For most of the early 20th century, Los Angeles was nationally notorious for its dishonest politicians and police officers. But in 1933, when Frank Shaw, a former grocery clerk turned city councilman and county supervisor, was elected mayor, he quickly took the town’s long tradition of public corruption to a new, higher level referred to as the “Shaw spoils system.”
Los Angeles mayors, district attorneys and councilmen took campaign money and outright payoffs from madams, bootleggers and gamblers. The LAPD Central Vice Squad was on the take virtually to a man.
City contracts were awarded without competitive bidding, people in city government were paid to use designated contractors, large industries were solicited for $5,000 down payments and $500-a-month bribes to keep their enterprises open. And the Police Department was reorganized to suit Shaw with the return of his ally, former Police Chief James E. Davis.

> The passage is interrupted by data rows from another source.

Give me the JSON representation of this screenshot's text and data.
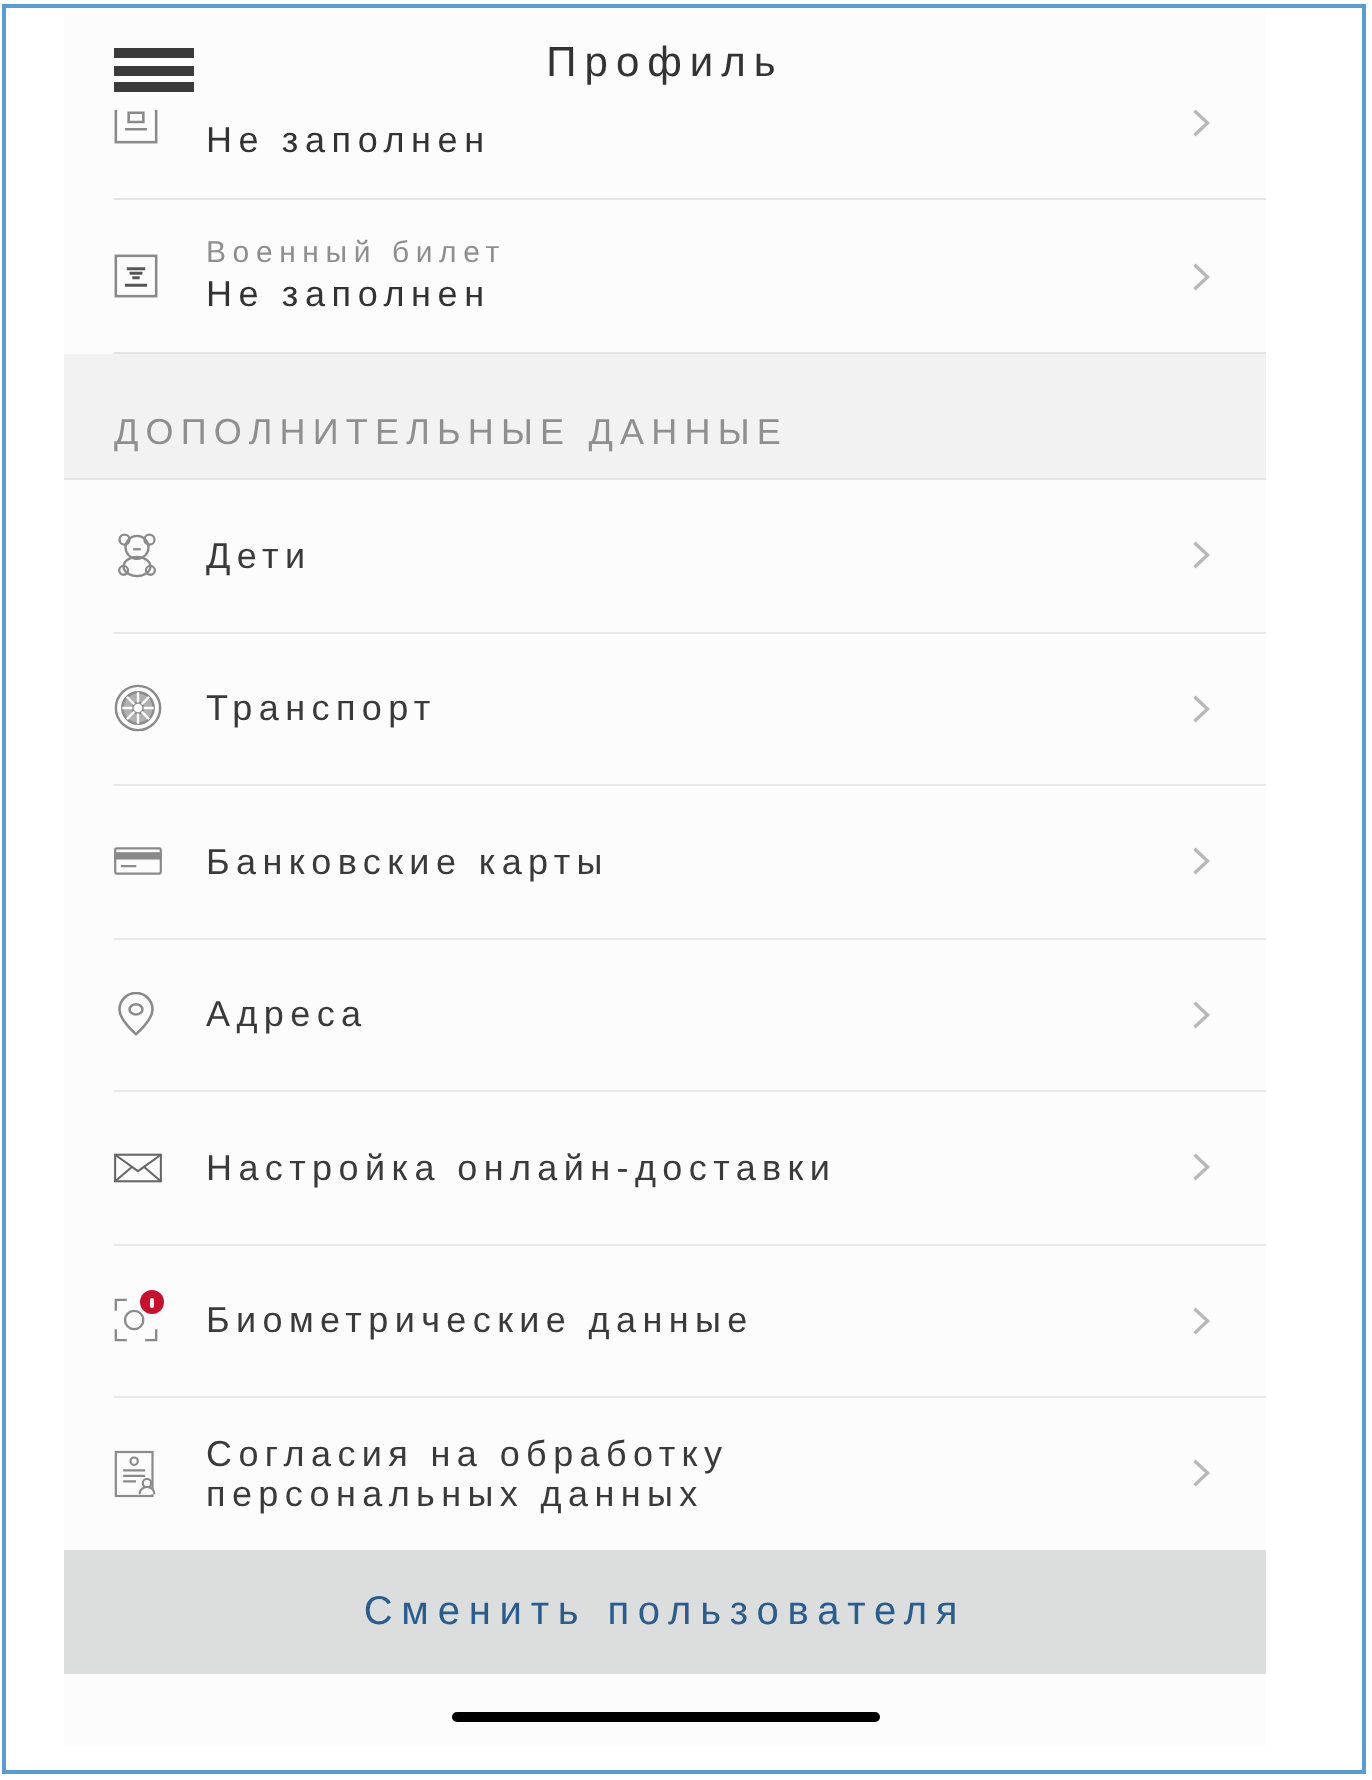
{
  "header": {
    "title": "Профиль"
  },
  "documents": [
    {
      "value": "Не заполнен"
    },
    {
      "label": "Военный билет",
      "value": "Не заполнен"
    }
  ],
  "additional_section": {
    "title": "ДОПОЛНИТЕЛЬНЫЕ ДАННЫЕ",
    "items": [
      {
        "label": "Дети",
        "alert": false
      },
      {
        "label": "Транспорт",
        "alert": false
      },
      {
        "label": "Банковские карты",
        "alert": false
      },
      {
        "label": "Адреса",
        "alert": false
      },
      {
        "label": "Настройка онлайн-доставки",
        "alert": false
      },
      {
        "label": "Биометрические данные",
        "alert": true
      },
      {
        "label": "Согласия на обработку персональных данных",
        "alert": false
      }
    ]
  },
  "switch_user_button": {
    "label": "Сменить пользователя"
  }
}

Meanwhile, Shaw’s brother and aide, Joe, was selling LAPD jobs, the answer keys to the department’s promotional exams and hard-to-get Depression-era promotions, right out of his City Hall office.
At the same time, the Central Vice Squad roamed the city, serving as the ultimate enforcer and collector for organized vice operations and their politician patrons.

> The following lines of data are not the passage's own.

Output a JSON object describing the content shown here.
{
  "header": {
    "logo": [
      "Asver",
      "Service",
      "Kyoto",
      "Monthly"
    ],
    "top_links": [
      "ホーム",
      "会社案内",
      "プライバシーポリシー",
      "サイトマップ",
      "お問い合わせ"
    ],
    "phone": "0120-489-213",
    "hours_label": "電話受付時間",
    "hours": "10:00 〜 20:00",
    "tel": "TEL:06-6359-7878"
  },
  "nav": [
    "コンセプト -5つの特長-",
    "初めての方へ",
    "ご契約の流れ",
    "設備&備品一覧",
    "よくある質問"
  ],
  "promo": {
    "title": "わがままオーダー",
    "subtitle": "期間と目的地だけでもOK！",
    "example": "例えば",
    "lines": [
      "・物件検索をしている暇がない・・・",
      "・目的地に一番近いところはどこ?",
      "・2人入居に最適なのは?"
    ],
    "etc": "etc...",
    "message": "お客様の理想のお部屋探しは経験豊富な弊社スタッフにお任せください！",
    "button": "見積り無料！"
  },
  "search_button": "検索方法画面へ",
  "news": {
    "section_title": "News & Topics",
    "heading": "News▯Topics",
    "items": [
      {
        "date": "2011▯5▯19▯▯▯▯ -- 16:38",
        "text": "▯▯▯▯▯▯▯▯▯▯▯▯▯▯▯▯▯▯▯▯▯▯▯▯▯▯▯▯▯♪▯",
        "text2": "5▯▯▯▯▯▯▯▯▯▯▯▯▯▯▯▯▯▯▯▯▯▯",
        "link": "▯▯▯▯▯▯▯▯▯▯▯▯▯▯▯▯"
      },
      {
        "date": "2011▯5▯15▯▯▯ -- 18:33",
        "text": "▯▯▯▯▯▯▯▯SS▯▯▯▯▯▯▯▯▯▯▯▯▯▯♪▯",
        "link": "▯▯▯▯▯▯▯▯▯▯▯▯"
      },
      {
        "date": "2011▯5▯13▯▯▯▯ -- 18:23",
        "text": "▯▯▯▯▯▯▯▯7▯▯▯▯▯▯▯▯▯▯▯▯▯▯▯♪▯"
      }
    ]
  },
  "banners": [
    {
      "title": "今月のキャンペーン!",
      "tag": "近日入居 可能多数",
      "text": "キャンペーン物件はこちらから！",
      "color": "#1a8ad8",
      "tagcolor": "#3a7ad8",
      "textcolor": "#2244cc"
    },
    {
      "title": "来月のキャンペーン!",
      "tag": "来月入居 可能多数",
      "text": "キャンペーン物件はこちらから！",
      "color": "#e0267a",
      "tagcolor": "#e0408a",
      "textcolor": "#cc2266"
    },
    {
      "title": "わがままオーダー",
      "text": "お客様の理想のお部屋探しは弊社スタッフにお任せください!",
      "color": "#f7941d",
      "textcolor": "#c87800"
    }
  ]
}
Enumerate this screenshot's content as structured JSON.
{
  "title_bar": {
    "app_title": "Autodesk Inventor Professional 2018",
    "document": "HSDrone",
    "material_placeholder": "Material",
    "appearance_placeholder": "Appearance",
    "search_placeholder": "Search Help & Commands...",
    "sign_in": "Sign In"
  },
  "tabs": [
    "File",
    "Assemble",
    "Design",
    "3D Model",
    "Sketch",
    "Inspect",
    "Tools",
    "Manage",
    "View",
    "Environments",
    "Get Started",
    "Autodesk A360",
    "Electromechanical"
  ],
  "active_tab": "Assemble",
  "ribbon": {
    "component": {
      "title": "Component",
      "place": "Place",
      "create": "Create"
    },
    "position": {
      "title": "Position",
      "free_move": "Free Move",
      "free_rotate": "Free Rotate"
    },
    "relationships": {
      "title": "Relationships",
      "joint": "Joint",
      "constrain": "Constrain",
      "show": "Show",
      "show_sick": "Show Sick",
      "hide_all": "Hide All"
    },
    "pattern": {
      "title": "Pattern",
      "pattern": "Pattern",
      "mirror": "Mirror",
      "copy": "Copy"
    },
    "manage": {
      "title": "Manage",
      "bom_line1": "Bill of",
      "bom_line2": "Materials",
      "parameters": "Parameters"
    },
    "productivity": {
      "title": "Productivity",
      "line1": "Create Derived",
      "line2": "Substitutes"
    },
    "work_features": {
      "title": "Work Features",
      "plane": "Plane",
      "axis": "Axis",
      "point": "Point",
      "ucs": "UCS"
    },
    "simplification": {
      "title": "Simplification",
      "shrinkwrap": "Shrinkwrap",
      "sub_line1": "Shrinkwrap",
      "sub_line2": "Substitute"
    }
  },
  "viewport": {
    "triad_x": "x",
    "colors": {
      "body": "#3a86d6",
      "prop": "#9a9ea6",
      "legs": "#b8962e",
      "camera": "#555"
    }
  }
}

Bordello queens and their badge-bearing partners could count on the officers they paid off to give enough pre-raid warning to clear out any big-name customers. Renowned procurer Lee Francis always had chilled French champagne and Russian caviar waiting for the vice officers when they arrived. And the little black book of Ann Forrester, dubbed the “Black Widow,” was filled with names not only of the city’s business elite, but also of LAPD’s command staff.

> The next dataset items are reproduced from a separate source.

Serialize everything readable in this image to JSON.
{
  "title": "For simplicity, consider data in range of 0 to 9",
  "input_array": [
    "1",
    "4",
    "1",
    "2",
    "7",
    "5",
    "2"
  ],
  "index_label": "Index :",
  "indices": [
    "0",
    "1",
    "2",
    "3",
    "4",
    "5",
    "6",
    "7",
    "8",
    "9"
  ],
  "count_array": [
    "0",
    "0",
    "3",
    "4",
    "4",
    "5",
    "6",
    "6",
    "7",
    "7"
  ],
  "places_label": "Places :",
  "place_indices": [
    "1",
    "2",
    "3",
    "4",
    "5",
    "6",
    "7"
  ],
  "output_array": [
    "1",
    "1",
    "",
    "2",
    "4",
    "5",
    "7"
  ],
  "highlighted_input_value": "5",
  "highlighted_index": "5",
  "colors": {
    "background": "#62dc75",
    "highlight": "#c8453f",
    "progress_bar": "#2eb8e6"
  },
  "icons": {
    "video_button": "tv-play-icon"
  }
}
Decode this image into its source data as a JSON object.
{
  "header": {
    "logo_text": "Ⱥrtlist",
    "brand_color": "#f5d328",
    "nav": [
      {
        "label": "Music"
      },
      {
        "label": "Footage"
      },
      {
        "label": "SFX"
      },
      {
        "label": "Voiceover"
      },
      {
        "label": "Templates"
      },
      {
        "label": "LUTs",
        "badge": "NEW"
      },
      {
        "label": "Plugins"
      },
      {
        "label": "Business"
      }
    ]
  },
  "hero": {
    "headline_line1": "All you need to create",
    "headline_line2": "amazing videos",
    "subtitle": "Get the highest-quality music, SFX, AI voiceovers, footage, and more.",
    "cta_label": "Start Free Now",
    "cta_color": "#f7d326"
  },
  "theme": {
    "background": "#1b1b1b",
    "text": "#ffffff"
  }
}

How long Shaw and his buddies in blue might have continued their party is anybody’s guess. But their nemesis arose in the person of the courageous, square-jawed Clifford Clinton, a little-known restaurateur, and a former LAPD detective turned private-eye, Harry Raymond.
Clinton, owner of cafeterias that bore his first and last names, organized CIVIC (Citizens Independent Vice Investigating Committee) that affiliated 500 business, church and public organizations. He and two others filed a grand jury report in 1937 that charged Shaw and other members of his administration with corruption.
For this, Clinton was vilified by Shaw, Davis, Dist. Atty. Burton Fitts and the grand jury foreman, who called him “Public Enemy No. 1.” Clinton’s taxes were raised almost $7,000 a year, his family was threatened and his cafeterias were stink-bombed.
Growing ever more uneasy over Clinton’s efforts, the LAPD’s “red squad,” long the downtown establishment’s weapon against union organizers, bombed the reformer’s Los Feliz home on Oct. 18, 1937. A few months later, Lt. Lynne Kynette of the red squad blew up Raymond’s car, riddling his body with wounds. The detective, however, lived to testify against City Hall, causing something of an explosion himself.
The bombings by the mayor’s police allies so outraged the public that they voted Shaw out of office in one of the first recalls of a big-city mayor in U.S. history. Kynette was sentenced to two years to life in San Quentin for attempted murder. Davis and 23 other high-ranking LAPD officers were forced to resign.
Gamblers and racketeers, once mainstays of the downtown economy, left Los Angeles for the drier but greener pastures of Las Vegas.